Besides, Work from Home (WFH) combined with limited avenues for recreation has translated to increased investments in at-home exercise- In March this year, Amazon recorded a 60 per cent increase in fitness-equipment sales in UK and Germany. In the same month, Hasbro, the largest toy maker in the world, witnessed a surge in sales for Monopoly and Play-Doh games.

Similarly, closure of salons, parlours and spas has made do-it-yourself (DIY) beauty care products popular. While online sales for these products have indeed increased, this has not offset the decline in in-store sales, return to which could be both slow and differentiated.

The future may, however, hold certain surprises. As wearing masks becomes the new reality, segments such as eye cosmetics may foresee an uptick in sales-as seen in China. Further, it is expected that even though average spending on personal care items might reduce in the near future, they would fare better than categories like footwear- an effect also observed during the Global Financial Crisis and popularly captured as the ‘Lipstick Index’ .

Industry response:

Short-term supply-side constraints in the form of plant and warehouse shutdowns, shortage and restriction of movement of Carrying & Forwarding Agents (CFAs) and distributors has resulted in the contraction and disruption of supply chains in the sector. 

The FMCG industry in India, for instance, witnessed a sharp decline to the tune of 34 per cent in sales in April as their traditional retail channels were severely impacted.

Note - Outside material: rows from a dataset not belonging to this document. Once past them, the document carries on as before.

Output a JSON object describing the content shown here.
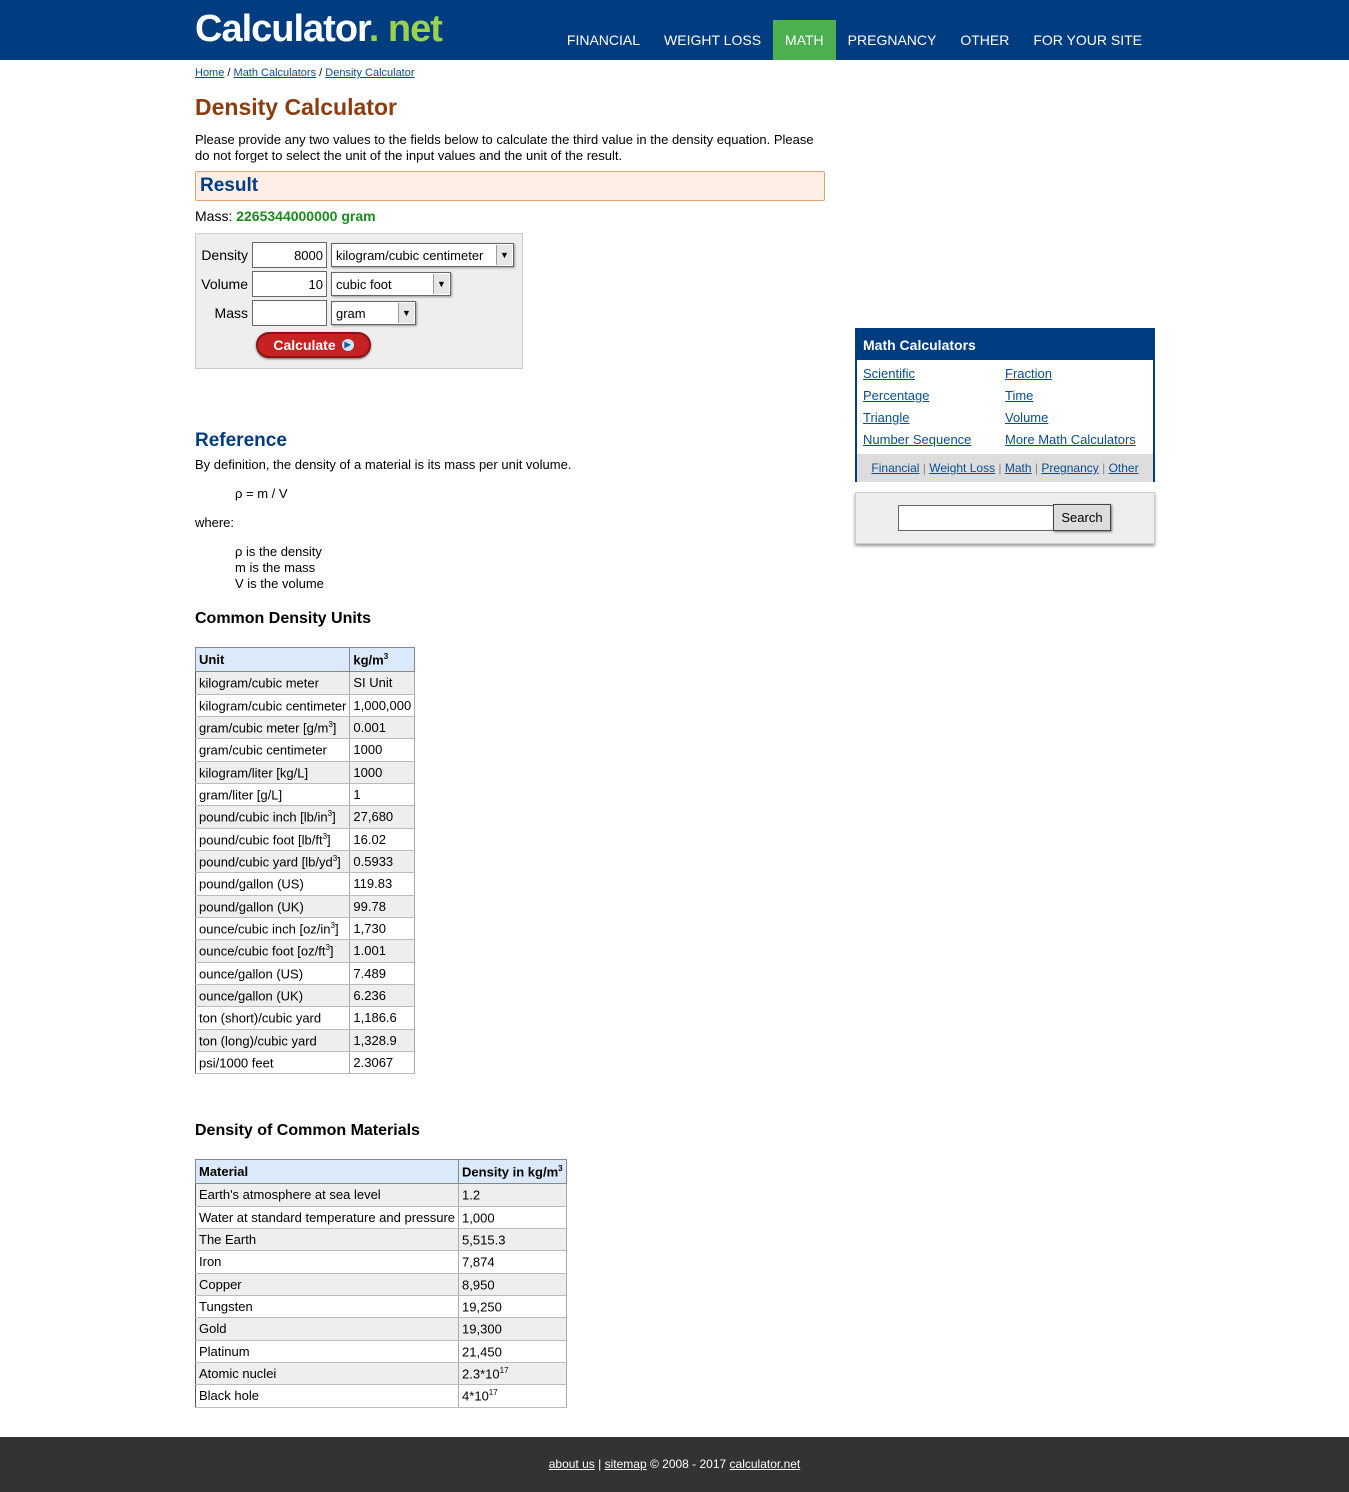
{
  "header": {
    "logo_main": "Calculator",
    "logo_dot": ".",
    "logo_tld": "net",
    "nav": [
      "FINANCIAL",
      "WEIGHT LOSS",
      "MATH",
      "PREGNANCY",
      "OTHER",
      "FOR YOUR SITE"
    ]
  },
  "breadcrumb": {
    "home": "Home",
    "math": "Math Calculators",
    "current": "Density Calculator",
    "sep": "/"
  },
  "page_title": "Density Calculator",
  "intro": "Please provide any two values to the fields below to calculate the third value in the density equation. Please do not forget to select the unit of the input values and the unit of the result.",
  "result": {
    "heading": "Result",
    "label": "Mass:",
    "value": "2265344000000 gram"
  },
  "calculator": {
    "density_label": "Density",
    "density_value": "8000",
    "density_unit": "kilogram/cubic centimeter",
    "volume_label": "Volume",
    "volume_value": "10",
    "volume_unit": "cubic foot",
    "mass_label": "Mass",
    "mass_value": "",
    "mass_unit": "gram",
    "button": "Calculate"
  },
  "reference": {
    "heading": "Reference",
    "definition": "By definition, the density of a material is its mass per unit volume.",
    "formula": "ρ = m / V",
    "where": "where:",
    "vars": [
      "ρ is the density",
      "m is the mass",
      "V is the volume"
    ]
  },
  "units_table": {
    "heading": "Common Density Units",
    "col_unit": "Unit",
    "col_value": "kg/m",
    "col_value_sup": "3",
    "rows": [
      {
        "unit": "kilogram/cubic meter",
        "sup": "",
        "tail": "",
        "value": "SI Unit"
      },
      {
        "unit": "kilogram/cubic centimeter",
        "sup": "",
        "tail": "",
        "value": "1,000,000"
      },
      {
        "unit": "gram/cubic meter [g/m",
        "sup": "3",
        "tail": "]",
        "value": "0.001"
      },
      {
        "unit": "gram/cubic centimeter",
        "sup": "",
        "tail": "",
        "value": "1000"
      },
      {
        "unit": "kilogram/liter [kg/L]",
        "sup": "",
        "tail": "",
        "value": "1000"
      },
      {
        "unit": "gram/liter [g/L]",
        "sup": "",
        "tail": "",
        "value": "1"
      },
      {
        "unit": "pound/cubic inch [lb/in",
        "sup": "3",
        "tail": "]",
        "value": "27,680"
      },
      {
        "unit": "pound/cubic foot [lb/ft",
        "sup": "3",
        "tail": "]",
        "value": "16.02"
      },
      {
        "unit": "pound/cubic yard [lb/yd",
        "sup": "3",
        "tail": "]",
        "value": "0.5933"
      },
      {
        "unit": "pound/gallon (US)",
        "sup": "",
        "tail": "",
        "value": "119.83"
      },
      {
        "unit": "pound/gallon (UK)",
        "sup": "",
        "tail": "",
        "value": "99.78"
      },
      {
        "unit": "ounce/cubic inch [oz/in",
        "sup": "3",
        "tail": "]",
        "value": "1,730"
      },
      {
        "unit": "ounce/cubic foot [oz/ft",
        "sup": "3",
        "tail": "]",
        "value": "1.001"
      },
      {
        "unit": "ounce/gallon (US)",
        "sup": "",
        "tail": "",
        "value": "7.489"
      },
      {
        "unit": "ounce/gallon (UK)",
        "sup": "",
        "tail": "",
        "value": "6.236"
      },
      {
        "unit": "ton (short)/cubic yard",
        "sup": "",
        "tail": "",
        "value": "1,186.6"
      },
      {
        "unit": "ton (long)/cubic yard",
        "sup": "",
        "tail": "",
        "value": "1,328.9"
      },
      {
        "unit": "psi/1000 feet",
        "sup": "",
        "tail": "",
        "value": "2.3067"
      }
    ]
  },
  "materials_table": {
    "heading": "Density of Common Materials",
    "col_material": "Material",
    "col_density": "Density in kg/m",
    "col_density_sup": "3",
    "rows": [
      {
        "material": "Earth's atmosphere at sea level",
        "value": "1.2",
        "sup": ""
      },
      {
        "material": "Water at standard temperature and pressure",
        "value": "1,000",
        "sup": ""
      },
      {
        "material": "The Earth",
        "value": "5,515.3",
        "sup": ""
      },
      {
        "material": "Iron",
        "value": "7,874",
        "sup": ""
      },
      {
        "material": "Copper",
        "value": "8,950",
        "sup": ""
      },
      {
        "material": "Tungsten",
        "value": "19,250",
        "sup": ""
      },
      {
        "material": "Gold",
        "value": "19,300",
        "sup": ""
      },
      {
        "material": "Platinum",
        "value": "21,450",
        "sup": ""
      },
      {
        "material": "Atomic nuclei",
        "value": "2.3*10",
        "sup": "17"
      },
      {
        "material": "Black hole",
        "value": "4*10",
        "sup": "17"
      }
    ]
  },
  "sidebar": {
    "heading": "Math Calculators",
    "links": [
      "Scientific",
      "Fraction",
      "Percentage",
      "Time",
      "Triangle",
      "Volume",
      "Number Sequence",
      "More Math Calculators"
    ],
    "footer_links": [
      "Financial",
      "Weight Loss",
      "Math",
      "Pregnancy",
      "Other"
    ],
    "footer_sep": "|"
  },
  "search": {
    "button": "Search",
    "value": ""
  },
  "footer": {
    "about": "about us",
    "sep": "|",
    "sitemap": "sitemap",
    "copyright": "© 2008 - 2017",
    "site": "calculator.net"
  }
}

On the other hand, modern trade registered nominal growth, partly supported by a mild recovery in cash & carry and e-commerce distribution channels as gradual regulatory moderations were made and companies adopted innovative methods for both B2B and B2C deliveries as consumer demand shifted. 

Companies instantly responded by reallocating and scaling up production portfolios to meet these unique challenges. While some players like Patanjali, Emami and Dabur started manufacturing disinfectants, ITC diverted its perfume manufacturing facility in Himachal Pradesh to manufacture Savlon hand sanitizers. In addition to this, several companies entered unique partnerships with many home-grown tech startups like Swiggy and Shadowfax to ensure last mile delivery. Companies like Marico even started tele-servicing and introduced an app for retailers for timely distribution.

As lockdown restrictions are progressively relaxed across the world and economic activity slowly resumes, significant retailer consolidation in less capitalized sectors is likely. Changing consumption patterns would necessitate revisiting of go-to-markets, pricing and expansion strategies basis dynamic customer and category segmentations as companies increasingly shift to lower margin fulfilment models. 

Going forward, FMCG companies could be seen investing in technologies with embedded analytic capabilities to enable and develop integrated problem solving and marketing plans could reflect more direct, consumer-centric communication built on brand-trust and customer safety. 

It is said that adversity is the mother of all inventions. This crisis, thus, has warranted industries across the board to evolve by way of ramping up cross-functional coordination, shortening innovation cycles and fostering quicker and more agile decision-making.

This global health crisis has shown that the demand for consumer products, especially personal care and hygiene segments, is likely to persist in the medium term as well. Hence, concerted and swift responses are critical for the survival of this fast-moving sector. As the world looks inwards, it is time for companies to start adopting hyper-local approaches and promote indigenous manufacturing with greater localization in order to establish robust and resilient supply chains in this post-globalized era, well in line with the Make in India initiative of the government.